The problem Ubuntu has is that their kernel packages need to have the
kernel version as part of the package name, but they want to create
a simple way of upgrading from kernel to kernel without too much
special magic in the tools (as an entirely new package, a new kernel
is not an upgrade for any existing package so package managers will
just ignore it). So Ubuntu has kernel meta-packages, things like
linux-image-server
, that exist only to depend on the current specific
kernel packages. When Ubuntu releases a new kernel they release a
new version of the meta-packages that depend on the new kernel's new
package, and so upgrading your meta-package pulls in the new kernel as a
dependency.
Now suppose that you want to remove the most recent kernel version for some reason; perhaps it's no good and you're taking the easiest way to avoid having it be the default kernel that your system boots.
In an RPM-based environment you can just rpm -e
this kernel, just as
you would any other kernel that you wanted to get rid of. On Ubuntu this
fails, because the most recent kernel is a dependency of the kernel
meta-package (and you don't want to remove the meta-package). In order
to remove the most recent kernel, you need to find some way to revert to
an old version of the meta-package (one that depends on an older kernel
version).
(At this point it may be useful to point at /var/cache/apt/archives
.)
The mess with the meta-packages wouldn't be necessary if Ubuntu didn't have to give each new kernel version a completely different package version, and that wouldn't be necessary if the Debian package system allowed more than one version of a single package to be installed at once. Sadly, this single version assumption seems to be very deeply embedded in how the Debian package system stores various bits of data about packages.
Sidebar: what happened to us
Ubuntu 10.04 has an issue where (among other things) unmounting NFS filesystems takes seconds to tens of seconds; this leads to very, very slow system reboots when you have more than 200 NFS mounts, as we do. They had a proposed kernel update that should fix this and that needed testing to verify this, so I installed it on one of our Ubuntu 10.04 test machines. In the process I also wound up installing the kernel meta-package that went with it.

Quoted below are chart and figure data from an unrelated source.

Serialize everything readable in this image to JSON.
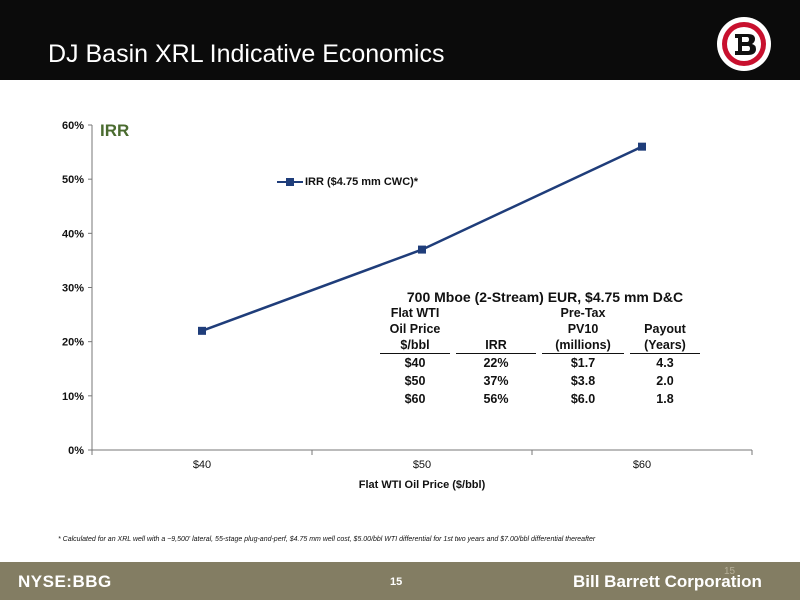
{
  "header": {
    "title": "DJ Basin XRL Indicative Economics",
    "background": "#0b0b0b",
    "logo_icon": "company-b-logo"
  },
  "chart_data": {
    "type": "line",
    "title": "IRR",
    "categories": [
      "$40",
      "$50",
      "$60"
    ],
    "series": [
      {
        "name": "IRR ($4.75 mm CWC)*",
        "values": [
          0.22,
          0.37,
          0.56
        ],
        "color": "#1f3d7a"
      }
    ],
    "xlabel": "Flat WTI Oil Price ($/bbl)",
    "ylabel": "",
    "ylim": [
      0,
      0.6
    ],
    "yticks": [
      "0%",
      "10%",
      "20%",
      "30%",
      "40%",
      "50%",
      "60%"
    ],
    "grid": false,
    "legend": "top-center"
  },
  "economics_table": {
    "title": "700 Mboe (2-Stream) EUR, $4.75 mm D&C",
    "headers": [
      [
        "Flat WTI",
        "Oil Price",
        "$/bbl"
      ],
      [
        "IRR"
      ],
      [
        "Pre-Tax",
        "PV10",
        "(millions)"
      ],
      [
        "Payout",
        "(Years)"
      ]
    ],
    "rows": [
      [
        "$40",
        "22%",
        "$1.7",
        "4.3"
      ],
      [
        "$50",
        "37%",
        "$3.8",
        "2.0"
      ],
      [
        "$60",
        "56%",
        "$6.0",
        "1.8"
      ]
    ]
  },
  "footnote": "* Calculated for an XRL well with a ~9,500' lateral, 55-stage plug-and-perf, $4.75 mm well cost, $5.00/bbl WTI differential for 1st two years and $7.00/bbl differential thereafter",
  "footer": {
    "ticker": "NYSE:BBG",
    "page_number": "15",
    "company": "Bill Barrett Corporation",
    "ghost_page_number": "15",
    "background": "#837d63"
  }
}
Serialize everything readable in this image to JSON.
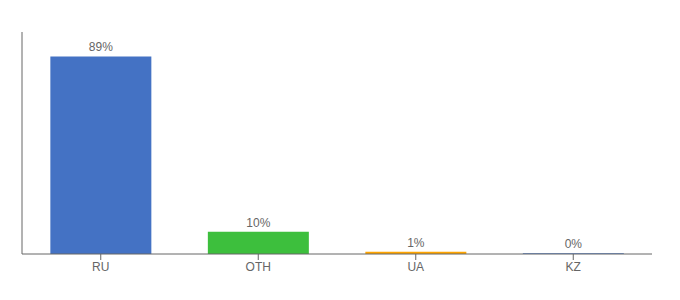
{
  "chart_data": {
    "type": "bar",
    "categories": [
      "RU",
      "OTH",
      "UA",
      "KZ"
    ],
    "values": [
      89,
      10,
      1,
      0.3
    ],
    "value_labels": [
      "89%",
      "10%",
      "1%",
      "0%"
    ],
    "colors": [
      "#4472C4",
      "#3DBF3D",
      "#FFA500",
      "#4472C4"
    ],
    "ylim": [
      0,
      100
    ],
    "data_labels": true,
    "tick_labels": "x",
    "grid": false
  }
}
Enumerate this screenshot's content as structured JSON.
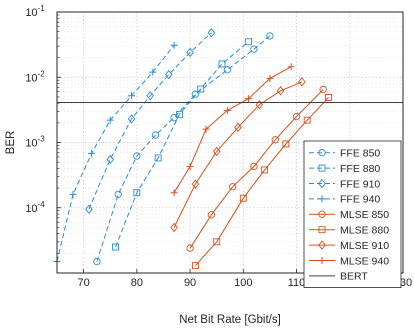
{
  "chart_data": {
    "type": "line",
    "xlabel": "Net Bit Rate [Gbit/s]",
    "ylabel": "BER",
    "x_scale": "linear",
    "y_scale": "log",
    "xlim": [
      65,
      130
    ],
    "ylim": [
      1e-05,
      0.1
    ],
    "xticks": [
      "70",
      "80",
      "90",
      "100",
      "110",
      "120",
      "130"
    ],
    "xtick_values": [
      70,
      80,
      90,
      100,
      110,
      120,
      130
    ],
    "yticks": [
      {
        "base": "10",
        "exp": "-1",
        "value": 0.1
      },
      {
        "base": "10",
        "exp": "-2",
        "value": 0.01
      },
      {
        "base": "10",
        "exp": "-3",
        "value": 0.001
      },
      {
        "base": "10",
        "exp": "-4",
        "value": 0.0001
      }
    ],
    "grid": "on",
    "legend_location": "bottom-right",
    "colors": {
      "ffe": "#2b8cd6",
      "mlse": "#d9501c",
      "bert": "#404040"
    },
    "series": [
      {
        "name": "FFE 850",
        "group": "ffe",
        "marker": "circle",
        "x": [
          72.5,
          76.5,
          80,
          83.5,
          87,
          91,
          97,
          102,
          105
        ],
        "y": [
          1.5e-05,
          0.00016,
          0.00062,
          0.0013,
          0.0024,
          0.0055,
          0.013,
          0.027,
          0.043
        ]
      },
      {
        "name": "FFE 880",
        "group": "ffe",
        "marker": "square",
        "x": [
          76,
          80,
          84,
          88,
          92,
          96,
          101
        ],
        "y": [
          2.5e-05,
          0.00017,
          0.00058,
          0.0027,
          0.0066,
          0.016,
          0.035
        ]
      },
      {
        "name": "FFE 910",
        "group": "ffe",
        "marker": "diamond",
        "x": [
          71,
          75,
          79,
          82.5,
          86,
          90,
          94
        ],
        "y": [
          9.5e-05,
          0.00055,
          0.0023,
          0.0052,
          0.011,
          0.024,
          0.048
        ]
      },
      {
        "name": "FFE 940",
        "group": "ffe",
        "marker": "plus",
        "x": [
          65,
          68,
          71.5,
          75,
          79,
          83,
          87
        ],
        "y": [
          1.5e-05,
          0.00016,
          0.00068,
          0.0022,
          0.0052,
          0.012,
          0.031
        ]
      },
      {
        "name": "MLSE 850",
        "group": "mlse",
        "marker": "circle",
        "x": [
          90,
          94,
          98,
          102,
          106,
          110,
          115
        ],
        "y": [
          2.4e-05,
          7.8e-05,
          0.00021,
          0.00043,
          0.0011,
          0.0025,
          0.0065
        ]
      },
      {
        "name": "MLSE 880",
        "group": "mlse",
        "marker": "square",
        "x": [
          91,
          95,
          100,
          104,
          108,
          112,
          116
        ],
        "y": [
          1.3e-05,
          3e-05,
          0.00014,
          0.00038,
          0.00095,
          0.0022,
          0.0049
        ]
      },
      {
        "name": "MLSE 910",
        "group": "mlse",
        "marker": "diamond",
        "x": [
          87,
          91,
          95,
          99,
          103,
          107,
          111
        ],
        "y": [
          5e-05,
          0.00023,
          0.00073,
          0.0017,
          0.0038,
          0.0062,
          0.0085
        ]
      },
      {
        "name": "MLSE 940",
        "group": "mlse",
        "marker": "plus",
        "x": [
          87,
          90,
          93,
          97,
          101,
          105,
          109
        ],
        "y": [
          0.00017,
          0.00043,
          0.0016,
          0.0031,
          0.0047,
          0.0096,
          0.0145
        ]
      }
    ],
    "reference_lines": [
      {
        "name": "BERT",
        "group": "bert",
        "y": 0.0041
      }
    ]
  }
}
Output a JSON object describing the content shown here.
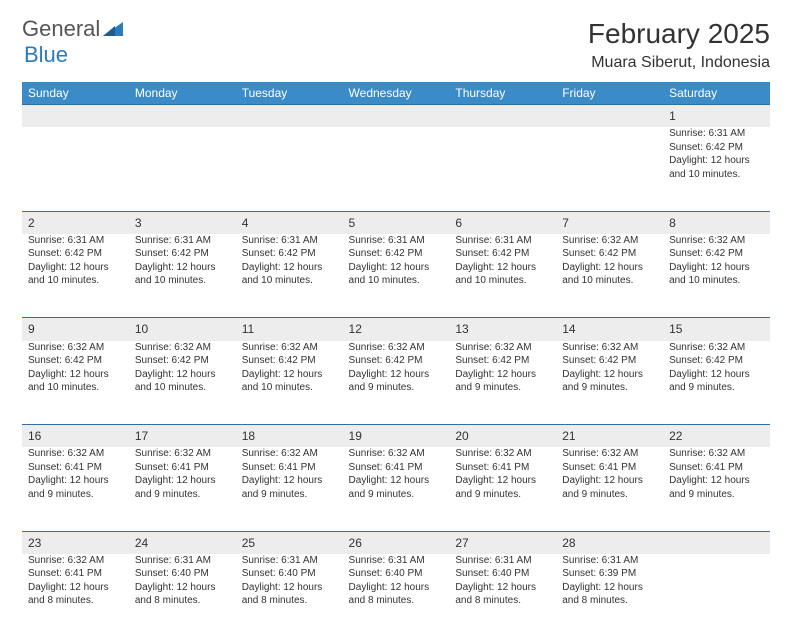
{
  "brand": {
    "part1": "General",
    "part2": "Blue"
  },
  "header": {
    "month_year": "February 2025",
    "location": "Muara Siberut, Indonesia"
  },
  "colors": {
    "header_bg": "#3b8bc9",
    "header_text": "#ffffff",
    "daynum_bg": "#ededed",
    "row_border": "#2f6fa5",
    "text": "#333333",
    "brand_blue": "#2b7bbf"
  },
  "weekdays": [
    "Sunday",
    "Monday",
    "Tuesday",
    "Wednesday",
    "Thursday",
    "Friday",
    "Saturday"
  ],
  "weeks": [
    {
      "nums": [
        "",
        "",
        "",
        "",
        "",
        "",
        "1"
      ],
      "cells": [
        null,
        null,
        null,
        null,
        null,
        null,
        {
          "sunrise": "Sunrise: 6:31 AM",
          "sunset": "Sunset: 6:42 PM",
          "daylight1": "Daylight: 12 hours",
          "daylight2": "and 10 minutes."
        }
      ]
    },
    {
      "nums": [
        "2",
        "3",
        "4",
        "5",
        "6",
        "7",
        "8"
      ],
      "cells": [
        {
          "sunrise": "Sunrise: 6:31 AM",
          "sunset": "Sunset: 6:42 PM",
          "daylight1": "Daylight: 12 hours",
          "daylight2": "and 10 minutes."
        },
        {
          "sunrise": "Sunrise: 6:31 AM",
          "sunset": "Sunset: 6:42 PM",
          "daylight1": "Daylight: 12 hours",
          "daylight2": "and 10 minutes."
        },
        {
          "sunrise": "Sunrise: 6:31 AM",
          "sunset": "Sunset: 6:42 PM",
          "daylight1": "Daylight: 12 hours",
          "daylight2": "and 10 minutes."
        },
        {
          "sunrise": "Sunrise: 6:31 AM",
          "sunset": "Sunset: 6:42 PM",
          "daylight1": "Daylight: 12 hours",
          "daylight2": "and 10 minutes."
        },
        {
          "sunrise": "Sunrise: 6:31 AM",
          "sunset": "Sunset: 6:42 PM",
          "daylight1": "Daylight: 12 hours",
          "daylight2": "and 10 minutes."
        },
        {
          "sunrise": "Sunrise: 6:32 AM",
          "sunset": "Sunset: 6:42 PM",
          "daylight1": "Daylight: 12 hours",
          "daylight2": "and 10 minutes."
        },
        {
          "sunrise": "Sunrise: 6:32 AM",
          "sunset": "Sunset: 6:42 PM",
          "daylight1": "Daylight: 12 hours",
          "daylight2": "and 10 minutes."
        }
      ]
    },
    {
      "nums": [
        "9",
        "10",
        "11",
        "12",
        "13",
        "14",
        "15"
      ],
      "cells": [
        {
          "sunrise": "Sunrise: 6:32 AM",
          "sunset": "Sunset: 6:42 PM",
          "daylight1": "Daylight: 12 hours",
          "daylight2": "and 10 minutes."
        },
        {
          "sunrise": "Sunrise: 6:32 AM",
          "sunset": "Sunset: 6:42 PM",
          "daylight1": "Daylight: 12 hours",
          "daylight2": "and 10 minutes."
        },
        {
          "sunrise": "Sunrise: 6:32 AM",
          "sunset": "Sunset: 6:42 PM",
          "daylight1": "Daylight: 12 hours",
          "daylight2": "and 10 minutes."
        },
        {
          "sunrise": "Sunrise: 6:32 AM",
          "sunset": "Sunset: 6:42 PM",
          "daylight1": "Daylight: 12 hours",
          "daylight2": "and 9 minutes."
        },
        {
          "sunrise": "Sunrise: 6:32 AM",
          "sunset": "Sunset: 6:42 PM",
          "daylight1": "Daylight: 12 hours",
          "daylight2": "and 9 minutes."
        },
        {
          "sunrise": "Sunrise: 6:32 AM",
          "sunset": "Sunset: 6:42 PM",
          "daylight1": "Daylight: 12 hours",
          "daylight2": "and 9 minutes."
        },
        {
          "sunrise": "Sunrise: 6:32 AM",
          "sunset": "Sunset: 6:42 PM",
          "daylight1": "Daylight: 12 hours",
          "daylight2": "and 9 minutes."
        }
      ]
    },
    {
      "nums": [
        "16",
        "17",
        "18",
        "19",
        "20",
        "21",
        "22"
      ],
      "cells": [
        {
          "sunrise": "Sunrise: 6:32 AM",
          "sunset": "Sunset: 6:41 PM",
          "daylight1": "Daylight: 12 hours",
          "daylight2": "and 9 minutes."
        },
        {
          "sunrise": "Sunrise: 6:32 AM",
          "sunset": "Sunset: 6:41 PM",
          "daylight1": "Daylight: 12 hours",
          "daylight2": "and 9 minutes."
        },
        {
          "sunrise": "Sunrise: 6:32 AM",
          "sunset": "Sunset: 6:41 PM",
          "daylight1": "Daylight: 12 hours",
          "daylight2": "and 9 minutes."
        },
        {
          "sunrise": "Sunrise: 6:32 AM",
          "sunset": "Sunset: 6:41 PM",
          "daylight1": "Daylight: 12 hours",
          "daylight2": "and 9 minutes."
        },
        {
          "sunrise": "Sunrise: 6:32 AM",
          "sunset": "Sunset: 6:41 PM",
          "daylight1": "Daylight: 12 hours",
          "daylight2": "and 9 minutes."
        },
        {
          "sunrise": "Sunrise: 6:32 AM",
          "sunset": "Sunset: 6:41 PM",
          "daylight1": "Daylight: 12 hours",
          "daylight2": "and 9 minutes."
        },
        {
          "sunrise": "Sunrise: 6:32 AM",
          "sunset": "Sunset: 6:41 PM",
          "daylight1": "Daylight: 12 hours",
          "daylight2": "and 9 minutes."
        }
      ]
    },
    {
      "nums": [
        "23",
        "24",
        "25",
        "26",
        "27",
        "28",
        ""
      ],
      "cells": [
        {
          "sunrise": "Sunrise: 6:32 AM",
          "sunset": "Sunset: 6:41 PM",
          "daylight1": "Daylight: 12 hours",
          "daylight2": "and 8 minutes."
        },
        {
          "sunrise": "Sunrise: 6:31 AM",
          "sunset": "Sunset: 6:40 PM",
          "daylight1": "Daylight: 12 hours",
          "daylight2": "and 8 minutes."
        },
        {
          "sunrise": "Sunrise: 6:31 AM",
          "sunset": "Sunset: 6:40 PM",
          "daylight1": "Daylight: 12 hours",
          "daylight2": "and 8 minutes."
        },
        {
          "sunrise": "Sunrise: 6:31 AM",
          "sunset": "Sunset: 6:40 PM",
          "daylight1": "Daylight: 12 hours",
          "daylight2": "and 8 minutes."
        },
        {
          "sunrise": "Sunrise: 6:31 AM",
          "sunset": "Sunset: 6:40 PM",
          "daylight1": "Daylight: 12 hours",
          "daylight2": "and 8 minutes."
        },
        {
          "sunrise": "Sunrise: 6:31 AM",
          "sunset": "Sunset: 6:39 PM",
          "daylight1": "Daylight: 12 hours",
          "daylight2": "and 8 minutes."
        },
        null
      ]
    }
  ]
}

Today, Ubuntu came out with a security update for the recently disclosed 32-bit emulation on 64-bit kernels local root exploit. Presumably because this was an urgent security issue, they did not release some version of the proposed kernel update but instead patched the older official 10.04 kernel. Which left me wanting to get rid of the proposed kernel update that I had installed, which is where I ran into the meta-package issue.